Abstract

In the prediabetic nonobese diabetic (NOD) mouse, a spontaneous model of type 1 diabetes, we previously reported transient postweaning hyperinsulinemia followed by progressive islet hyperplasia. A modified in situ hybridization technique was used to determine whether these effects were accompanied by changes in insulin transcriptional activity as a function of age. We found that NOD neonates express higher levels of preproinsulin II primary transcripts than age-matched C57BL/6 mice, but this difference disappeared within the first wk of age. To manipulate insulin transcriptional activity in NOD neonates, NOD mothers were treated with insulin during the last two wk of gestation. A down-regulation of beta-cell hyperactivity was observed in female NOD neonates but not in male neonates.
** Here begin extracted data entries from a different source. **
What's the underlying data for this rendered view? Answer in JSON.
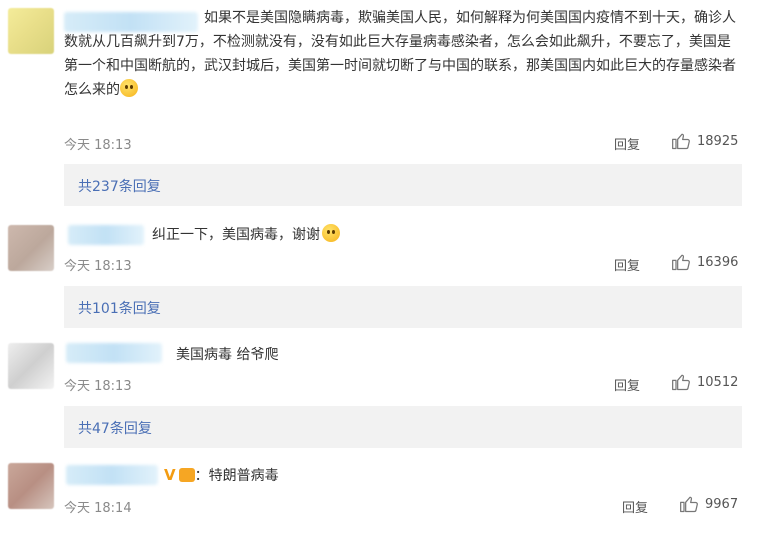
{
  "comments": [
    {
      "text": "如果不是美国隐瞒病毒，欺骗美国人民，如何解释为何美国国内疫情不到十天，确诊人数就从几百飙升到7万，不检测就没有，没有如此巨大存量病毒感染者，怎么会如此飙升，不要忘了，美国是第一个和中国断航的，武汉封城后，美国第一时间就切断了与中国的联系，那美国国内如此巨大的存量感染者怎么来的",
      "time": "今天 18:13",
      "reply": "回复",
      "likes": "18925",
      "sub_replies": "共237条回复"
    },
    {
      "text": "纠正一下，美国病毒，谢谢",
      "time": "今天 18:13",
      "reply": "回复",
      "likes": "16396",
      "sub_replies": "共101条回复"
    },
    {
      "text": "美国病毒 给爷爬",
      "time": "今天 18:13",
      "reply": "回复",
      "likes": "10512",
      "sub_replies": "共47条回复"
    },
    {
      "badge": "V",
      "text": "：特朗普病毒",
      "time": "今天 18:14",
      "reply": "回复",
      "likes": "9967"
    }
  ],
  "icons": {
    "like": "thumbs-up-icon",
    "emoji": "smiley-emoji-icon",
    "badge": "vip-badge-icon"
  },
  "colors": {
    "link": "#4a6fb5",
    "subbox_bg": "#f2f2f2",
    "time": "#8a8a8a",
    "badge": "#f39c12"
  }
}
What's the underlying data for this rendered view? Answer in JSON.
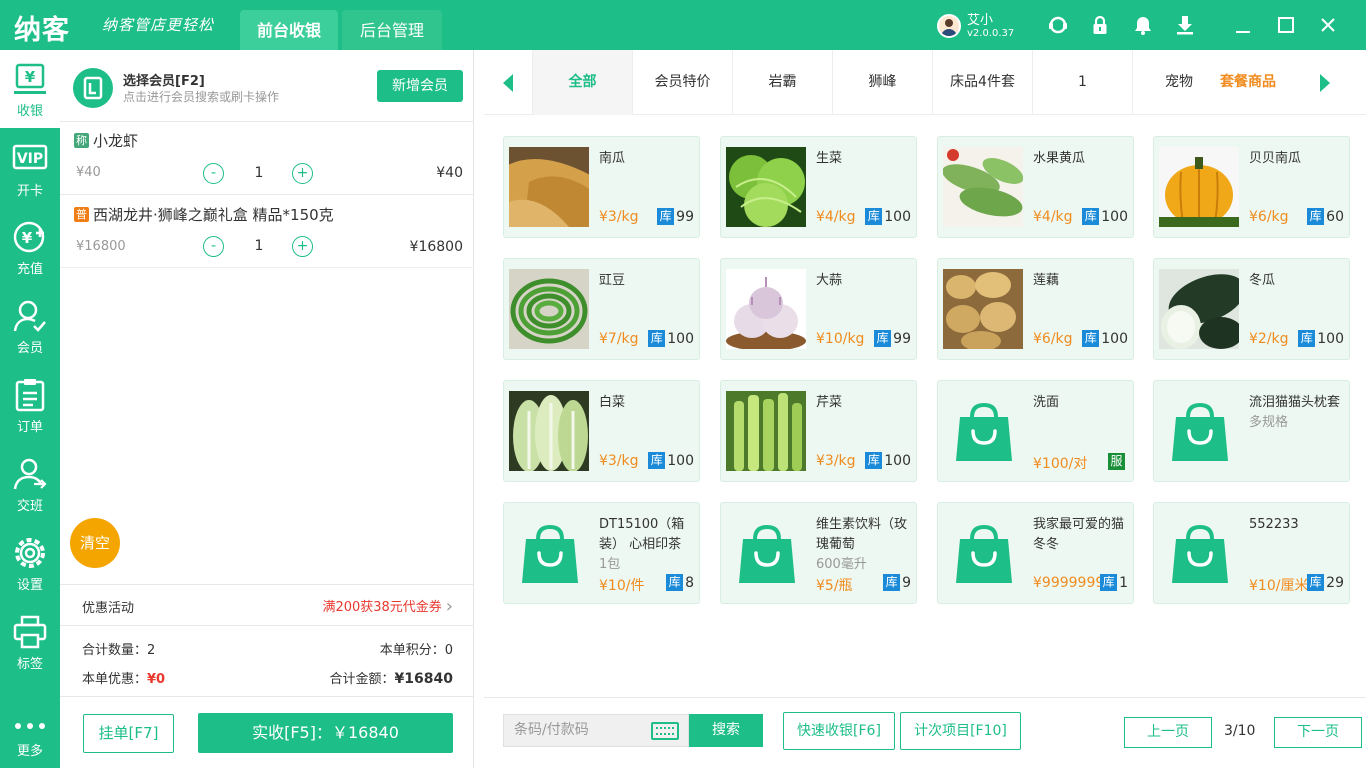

By contrast, the same insulin treatment applied to NODscid (severe combined immunodeficiency) mothers, devoid of functional lymphocytes but showing like NOD mice postweaning hyperinsulinemia, increased transcriptional beta-cell activity in both sexes of neonates. In conclusion, NOD mice exhibit successive and transient signs of beta-cell hyperactivity, reflected as early as birth by high transcriptional preproinsulin II activity and later, from weaning to around 10 wk of age, by hyperinsulinemia. Of note, when thinking in terms of in utero disease programming, the NOD neonatal transcriptional beta-cell hyperactivity could be modulated by environmental (maternal and/or fetal) factors.